On n'est plus que 4 ; la Blonde, Casimir, M. Poil et moi. M. Poil se fout en calbute et kidnappe les lunettes de Casimir. Ils roulent ensemble sur le carrelage pendant que je chiale de rire. J'éborgne presque Casimir, on se met d'accord, je le dédommagerai en mcdalle. J’ébouriffe ses cheveux, il me traite de morue, cette insulte qui n'appartient qu'à moi. On se fait la gueule pour de faux.

Notre moment commence. On finit le whisky et le vin. La vodka, ça fait longtemps qu'elle est vide. Mise à part notre hôte, on est tous plus ou moins raides. On se taxe des clopes.

Je retrouve mon Casimir. Il me parle de son diabète. De sa chatte de 20 ans qu'est morte y'a 3 semaines, et je vois ses yeux devenir humide. Je suis tellement désolée pour toi mon p'tit chat. On parle de la fac. Nos problèmes de motivation, notre mention. "On passera pas tous en M2.", qu'il me dit, et on sait que tous les 2 que si l'un de nous passe pas, ce sera la déchirure. Mais putain, il faut qu'on passe mon p'tit chat, il faut qu'on soit chargés de TD dans 2 ans. T'imagines, il faut que nos étudiants se refilent les horreurs. T'as Synapse/Casimir en TD de neuro? Putain, tu vas en chier, c'est des putes.
M. Poil me caresse le dos. Il sent ma frousse comme je sens celle de Casimir.

Le 26 janvier, y'a Punish Yourself qui passe à Paris. "C'est un samedi, j'y vais avec un pote, normalement on y va en train." Faut qu'je vienne putain, faut qu'je vienne, on se tient au courant, dès qu't'es sûr, putain on y va, on va se jouir dessus, on va se bourrer la gueule. Faut qu'on y aille ensemble.

On se pause chez nous. M. Poil fait une plâtrée de pâtes-carbo. On discute toi et moi, de La nuit du chasseur qui sort en dvd, de Chuck Palahniuk, du concert d'Eighties MatchBox B-Line Disaster où tu m'as même pas pris de t-shirt, sale bâtard. On revoit nos photos de la honte. On comate devant Strip-Tease, tu regardes avec intérêt Zemmour&Naulleau. Tu craches sur ces connards qui disent de la merde sur Blur et Oasis dans Fan des années 90.

On va se coucher. je te poke one last time, mi casa es tu casa. Et ce matin à 9h, tu es déjà parti.

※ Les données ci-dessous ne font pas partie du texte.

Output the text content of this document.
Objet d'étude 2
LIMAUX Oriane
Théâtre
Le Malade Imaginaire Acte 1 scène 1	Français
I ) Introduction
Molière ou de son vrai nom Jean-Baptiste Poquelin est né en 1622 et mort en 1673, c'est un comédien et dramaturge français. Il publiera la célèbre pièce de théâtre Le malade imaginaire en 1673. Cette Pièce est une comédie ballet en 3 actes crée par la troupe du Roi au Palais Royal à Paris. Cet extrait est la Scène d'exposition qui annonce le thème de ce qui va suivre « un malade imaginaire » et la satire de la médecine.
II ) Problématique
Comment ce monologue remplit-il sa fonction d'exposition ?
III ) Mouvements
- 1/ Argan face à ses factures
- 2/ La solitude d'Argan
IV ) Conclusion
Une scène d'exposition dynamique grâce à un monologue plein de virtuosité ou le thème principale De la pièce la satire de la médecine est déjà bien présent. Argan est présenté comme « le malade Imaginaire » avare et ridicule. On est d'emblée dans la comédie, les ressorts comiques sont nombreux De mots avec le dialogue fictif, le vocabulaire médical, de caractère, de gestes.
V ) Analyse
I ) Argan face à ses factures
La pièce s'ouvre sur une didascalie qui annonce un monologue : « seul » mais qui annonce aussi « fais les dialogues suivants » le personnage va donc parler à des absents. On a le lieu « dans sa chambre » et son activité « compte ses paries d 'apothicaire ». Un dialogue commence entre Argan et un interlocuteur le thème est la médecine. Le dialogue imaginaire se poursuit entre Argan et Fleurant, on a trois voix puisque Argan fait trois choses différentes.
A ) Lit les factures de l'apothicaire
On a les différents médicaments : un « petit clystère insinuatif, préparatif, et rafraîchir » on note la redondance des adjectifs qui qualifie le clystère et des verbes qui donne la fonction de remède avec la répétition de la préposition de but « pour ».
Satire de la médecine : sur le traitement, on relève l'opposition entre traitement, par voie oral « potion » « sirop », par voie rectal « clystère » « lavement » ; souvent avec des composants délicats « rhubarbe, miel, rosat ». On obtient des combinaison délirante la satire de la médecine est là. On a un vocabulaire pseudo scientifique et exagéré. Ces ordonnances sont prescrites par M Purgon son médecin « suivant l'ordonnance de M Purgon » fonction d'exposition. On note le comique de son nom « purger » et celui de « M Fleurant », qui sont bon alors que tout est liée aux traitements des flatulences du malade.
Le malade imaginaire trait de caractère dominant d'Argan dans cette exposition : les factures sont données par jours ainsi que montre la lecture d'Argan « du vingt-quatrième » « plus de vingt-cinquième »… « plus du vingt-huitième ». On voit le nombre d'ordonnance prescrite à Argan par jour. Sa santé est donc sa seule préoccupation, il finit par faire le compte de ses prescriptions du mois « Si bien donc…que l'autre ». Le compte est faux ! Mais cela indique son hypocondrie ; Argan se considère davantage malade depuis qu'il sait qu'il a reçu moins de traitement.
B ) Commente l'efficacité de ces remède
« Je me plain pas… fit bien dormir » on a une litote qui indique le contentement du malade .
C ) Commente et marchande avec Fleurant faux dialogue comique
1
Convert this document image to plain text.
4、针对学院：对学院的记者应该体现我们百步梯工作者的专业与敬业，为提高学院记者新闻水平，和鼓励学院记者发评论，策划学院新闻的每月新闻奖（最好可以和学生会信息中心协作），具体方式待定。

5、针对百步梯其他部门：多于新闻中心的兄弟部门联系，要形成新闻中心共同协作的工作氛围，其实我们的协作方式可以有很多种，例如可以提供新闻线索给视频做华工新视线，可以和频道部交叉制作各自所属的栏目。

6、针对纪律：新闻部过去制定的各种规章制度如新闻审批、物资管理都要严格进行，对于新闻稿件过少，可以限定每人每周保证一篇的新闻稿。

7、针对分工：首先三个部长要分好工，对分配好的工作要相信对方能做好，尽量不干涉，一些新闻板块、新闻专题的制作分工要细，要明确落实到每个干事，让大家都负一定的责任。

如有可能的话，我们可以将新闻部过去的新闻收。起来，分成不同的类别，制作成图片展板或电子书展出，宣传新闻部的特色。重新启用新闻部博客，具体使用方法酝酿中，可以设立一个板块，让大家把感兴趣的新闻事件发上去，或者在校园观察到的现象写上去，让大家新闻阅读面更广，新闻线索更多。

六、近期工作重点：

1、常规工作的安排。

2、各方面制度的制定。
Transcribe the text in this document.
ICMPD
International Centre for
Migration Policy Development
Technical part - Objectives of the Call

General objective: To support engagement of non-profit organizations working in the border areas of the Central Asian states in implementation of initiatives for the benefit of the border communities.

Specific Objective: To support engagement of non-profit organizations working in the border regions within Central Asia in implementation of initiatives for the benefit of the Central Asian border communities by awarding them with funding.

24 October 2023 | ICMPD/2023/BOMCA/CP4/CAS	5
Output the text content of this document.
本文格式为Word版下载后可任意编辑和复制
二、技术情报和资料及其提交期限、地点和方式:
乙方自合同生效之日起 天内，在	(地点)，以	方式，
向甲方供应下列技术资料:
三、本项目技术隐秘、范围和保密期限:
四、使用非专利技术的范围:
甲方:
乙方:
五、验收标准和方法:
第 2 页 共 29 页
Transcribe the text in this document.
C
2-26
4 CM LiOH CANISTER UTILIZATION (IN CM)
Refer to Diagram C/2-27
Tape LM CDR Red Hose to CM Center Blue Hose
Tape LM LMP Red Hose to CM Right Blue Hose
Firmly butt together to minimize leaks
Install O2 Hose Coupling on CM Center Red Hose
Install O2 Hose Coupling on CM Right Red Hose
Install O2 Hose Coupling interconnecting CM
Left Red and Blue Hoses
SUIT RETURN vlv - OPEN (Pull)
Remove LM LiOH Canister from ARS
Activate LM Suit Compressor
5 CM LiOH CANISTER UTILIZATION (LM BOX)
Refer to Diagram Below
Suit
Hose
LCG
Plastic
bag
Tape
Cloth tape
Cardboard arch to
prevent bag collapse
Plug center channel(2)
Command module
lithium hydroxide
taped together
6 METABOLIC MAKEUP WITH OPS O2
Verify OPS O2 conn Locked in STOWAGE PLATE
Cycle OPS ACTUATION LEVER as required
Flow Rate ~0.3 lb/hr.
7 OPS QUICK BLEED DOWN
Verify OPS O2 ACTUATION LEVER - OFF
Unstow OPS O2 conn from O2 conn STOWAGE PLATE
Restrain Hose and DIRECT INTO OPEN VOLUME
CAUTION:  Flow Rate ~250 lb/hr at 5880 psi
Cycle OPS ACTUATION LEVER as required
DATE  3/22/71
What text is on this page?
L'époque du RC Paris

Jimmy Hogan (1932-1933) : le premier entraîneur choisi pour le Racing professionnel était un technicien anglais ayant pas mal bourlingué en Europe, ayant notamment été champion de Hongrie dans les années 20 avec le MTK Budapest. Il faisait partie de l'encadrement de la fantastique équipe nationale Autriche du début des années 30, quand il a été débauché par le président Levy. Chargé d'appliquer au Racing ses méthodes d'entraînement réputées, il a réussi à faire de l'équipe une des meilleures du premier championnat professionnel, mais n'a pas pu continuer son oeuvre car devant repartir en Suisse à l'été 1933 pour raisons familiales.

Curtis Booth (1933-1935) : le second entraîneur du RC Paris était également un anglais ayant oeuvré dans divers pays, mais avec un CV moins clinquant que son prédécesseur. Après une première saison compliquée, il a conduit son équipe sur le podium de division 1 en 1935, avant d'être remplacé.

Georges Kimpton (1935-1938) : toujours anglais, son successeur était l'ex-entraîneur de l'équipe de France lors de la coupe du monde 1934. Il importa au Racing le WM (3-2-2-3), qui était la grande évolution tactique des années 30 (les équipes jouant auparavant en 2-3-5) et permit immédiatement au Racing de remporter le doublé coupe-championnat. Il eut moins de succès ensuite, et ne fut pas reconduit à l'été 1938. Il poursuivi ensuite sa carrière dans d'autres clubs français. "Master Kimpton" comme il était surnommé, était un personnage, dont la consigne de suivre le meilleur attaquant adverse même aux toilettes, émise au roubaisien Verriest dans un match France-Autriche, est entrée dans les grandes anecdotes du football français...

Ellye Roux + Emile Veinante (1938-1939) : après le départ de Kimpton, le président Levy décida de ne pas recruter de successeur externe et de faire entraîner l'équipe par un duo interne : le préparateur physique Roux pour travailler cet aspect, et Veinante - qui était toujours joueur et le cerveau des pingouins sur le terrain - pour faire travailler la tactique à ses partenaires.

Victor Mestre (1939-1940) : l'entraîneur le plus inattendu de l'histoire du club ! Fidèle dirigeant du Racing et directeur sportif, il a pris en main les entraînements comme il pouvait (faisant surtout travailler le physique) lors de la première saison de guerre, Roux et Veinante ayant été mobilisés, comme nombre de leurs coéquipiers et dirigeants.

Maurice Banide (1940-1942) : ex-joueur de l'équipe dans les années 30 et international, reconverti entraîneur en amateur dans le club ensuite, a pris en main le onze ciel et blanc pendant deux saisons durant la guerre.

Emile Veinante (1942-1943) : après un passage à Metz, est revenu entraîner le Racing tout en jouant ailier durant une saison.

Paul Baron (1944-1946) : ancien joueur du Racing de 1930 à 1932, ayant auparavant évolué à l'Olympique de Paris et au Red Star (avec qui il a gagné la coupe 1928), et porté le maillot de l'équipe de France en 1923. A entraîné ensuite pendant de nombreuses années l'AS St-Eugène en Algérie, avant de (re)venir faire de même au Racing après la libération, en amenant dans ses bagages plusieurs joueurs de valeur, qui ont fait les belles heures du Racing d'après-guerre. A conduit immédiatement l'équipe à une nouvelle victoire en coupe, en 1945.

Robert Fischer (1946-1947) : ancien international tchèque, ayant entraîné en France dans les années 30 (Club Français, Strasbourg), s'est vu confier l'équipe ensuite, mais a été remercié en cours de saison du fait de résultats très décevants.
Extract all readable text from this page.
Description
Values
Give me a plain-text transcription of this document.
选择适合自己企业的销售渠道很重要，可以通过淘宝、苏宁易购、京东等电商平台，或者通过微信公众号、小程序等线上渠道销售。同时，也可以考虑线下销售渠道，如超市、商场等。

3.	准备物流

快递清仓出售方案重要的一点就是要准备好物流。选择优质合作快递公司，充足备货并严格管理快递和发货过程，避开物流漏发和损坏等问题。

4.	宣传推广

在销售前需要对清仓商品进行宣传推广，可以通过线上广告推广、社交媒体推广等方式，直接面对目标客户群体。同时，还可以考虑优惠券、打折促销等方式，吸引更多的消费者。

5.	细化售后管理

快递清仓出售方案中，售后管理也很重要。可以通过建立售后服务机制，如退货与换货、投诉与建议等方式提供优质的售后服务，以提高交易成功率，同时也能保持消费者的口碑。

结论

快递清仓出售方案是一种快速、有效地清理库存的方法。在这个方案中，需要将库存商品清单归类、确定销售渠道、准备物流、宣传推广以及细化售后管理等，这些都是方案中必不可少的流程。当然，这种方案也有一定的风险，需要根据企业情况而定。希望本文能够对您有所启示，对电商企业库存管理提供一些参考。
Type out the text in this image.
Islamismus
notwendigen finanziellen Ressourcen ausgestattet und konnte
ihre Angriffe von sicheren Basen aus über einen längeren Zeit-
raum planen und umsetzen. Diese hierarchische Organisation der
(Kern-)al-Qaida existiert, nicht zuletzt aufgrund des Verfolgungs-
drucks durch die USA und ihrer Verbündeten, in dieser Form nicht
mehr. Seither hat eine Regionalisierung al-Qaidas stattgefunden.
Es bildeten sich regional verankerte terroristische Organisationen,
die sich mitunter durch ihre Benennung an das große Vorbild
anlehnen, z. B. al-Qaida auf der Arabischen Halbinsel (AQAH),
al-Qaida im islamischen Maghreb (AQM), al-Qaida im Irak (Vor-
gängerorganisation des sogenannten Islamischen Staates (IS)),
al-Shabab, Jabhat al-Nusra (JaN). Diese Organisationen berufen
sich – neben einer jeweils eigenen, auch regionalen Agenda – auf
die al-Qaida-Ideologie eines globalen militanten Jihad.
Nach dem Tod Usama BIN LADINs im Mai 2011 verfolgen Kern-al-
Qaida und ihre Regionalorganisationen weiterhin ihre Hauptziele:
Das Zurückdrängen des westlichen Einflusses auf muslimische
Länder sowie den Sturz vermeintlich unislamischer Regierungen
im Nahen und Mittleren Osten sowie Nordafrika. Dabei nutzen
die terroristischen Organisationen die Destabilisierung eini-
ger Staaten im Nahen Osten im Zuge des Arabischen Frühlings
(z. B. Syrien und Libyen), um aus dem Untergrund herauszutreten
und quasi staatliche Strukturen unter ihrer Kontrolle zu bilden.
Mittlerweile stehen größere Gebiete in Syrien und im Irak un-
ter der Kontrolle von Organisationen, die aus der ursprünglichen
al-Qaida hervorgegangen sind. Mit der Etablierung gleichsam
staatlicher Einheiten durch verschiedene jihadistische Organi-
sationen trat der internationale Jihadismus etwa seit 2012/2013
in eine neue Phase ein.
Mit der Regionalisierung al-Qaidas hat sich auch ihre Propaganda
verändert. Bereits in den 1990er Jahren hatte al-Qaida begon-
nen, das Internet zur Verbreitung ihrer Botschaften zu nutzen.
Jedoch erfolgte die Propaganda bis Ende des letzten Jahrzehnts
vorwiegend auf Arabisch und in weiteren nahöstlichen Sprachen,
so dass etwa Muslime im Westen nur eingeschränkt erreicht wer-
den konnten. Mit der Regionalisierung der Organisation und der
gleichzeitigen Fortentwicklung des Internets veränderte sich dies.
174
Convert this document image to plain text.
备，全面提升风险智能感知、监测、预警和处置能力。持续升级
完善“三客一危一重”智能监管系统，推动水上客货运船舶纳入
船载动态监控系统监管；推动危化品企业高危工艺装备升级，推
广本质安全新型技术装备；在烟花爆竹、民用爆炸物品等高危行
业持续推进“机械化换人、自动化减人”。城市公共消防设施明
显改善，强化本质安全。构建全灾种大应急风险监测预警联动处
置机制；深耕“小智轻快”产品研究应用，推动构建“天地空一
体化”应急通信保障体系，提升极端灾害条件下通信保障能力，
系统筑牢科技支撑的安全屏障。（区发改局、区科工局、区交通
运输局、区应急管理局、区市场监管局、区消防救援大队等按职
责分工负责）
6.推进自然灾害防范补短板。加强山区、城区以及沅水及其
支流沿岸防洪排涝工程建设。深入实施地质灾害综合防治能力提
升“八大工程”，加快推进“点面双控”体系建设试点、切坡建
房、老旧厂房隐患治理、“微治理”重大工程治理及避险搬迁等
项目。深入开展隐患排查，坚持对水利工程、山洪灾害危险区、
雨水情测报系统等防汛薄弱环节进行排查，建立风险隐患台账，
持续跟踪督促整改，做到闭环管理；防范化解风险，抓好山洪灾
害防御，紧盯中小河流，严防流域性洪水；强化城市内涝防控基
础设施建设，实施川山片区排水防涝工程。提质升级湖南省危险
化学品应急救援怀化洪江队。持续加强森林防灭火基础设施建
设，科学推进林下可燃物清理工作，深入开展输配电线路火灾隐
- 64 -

Punish, on ira ensemble. Les étudiants, on les terrorisera ensemble. On se bourrera encore la gueule ensemble, on se taxera des clopes, je t'ébourifferai les cheveux et tu m'immobiliseras au point de me faire mal. On se sourira d'un bout à l'autre de la table, je sortirai juste après toi à chaque partiel. Si besoin est, je te désaperai encore de force et j'irai encore t'allonger sur le canapé, en m'assurant que tu vas bien, putain tu vas vomir là, t'as pris ton insuline sale con? Et tu te foutras de ma gueule parce que je vais me pisser dessus bordel de merde M. Poil, rampe hors de cette salle de bain je pisserai pas dans la baignoire, rien à foutre t'avais qu'à pas picoler autant. Si c'est moi qui me retrouve la tête dans la cuvette à pleurer, tu viendras m'aider, tu t'assureras que je me couche, ou que M. Poil m'a bien réceptionné.

Mec, je t'aime. T'es une sale pute que j'adore. J'espère qu'une fois enseignants-chercheurs, on se fera encore des cercueils dégueulasses à nos birthdays et que tu raconteras à tes étudiants que tu vis avec M. Poil et que je suis votre femme de ménage. Vous êtes beaux tous les 2. On est beaux tous les 3. Nous 2, je sais pas à quoi on ressemble mais je suis sûre qu'on défonce.

Mon canapé est le tien, whenever you want.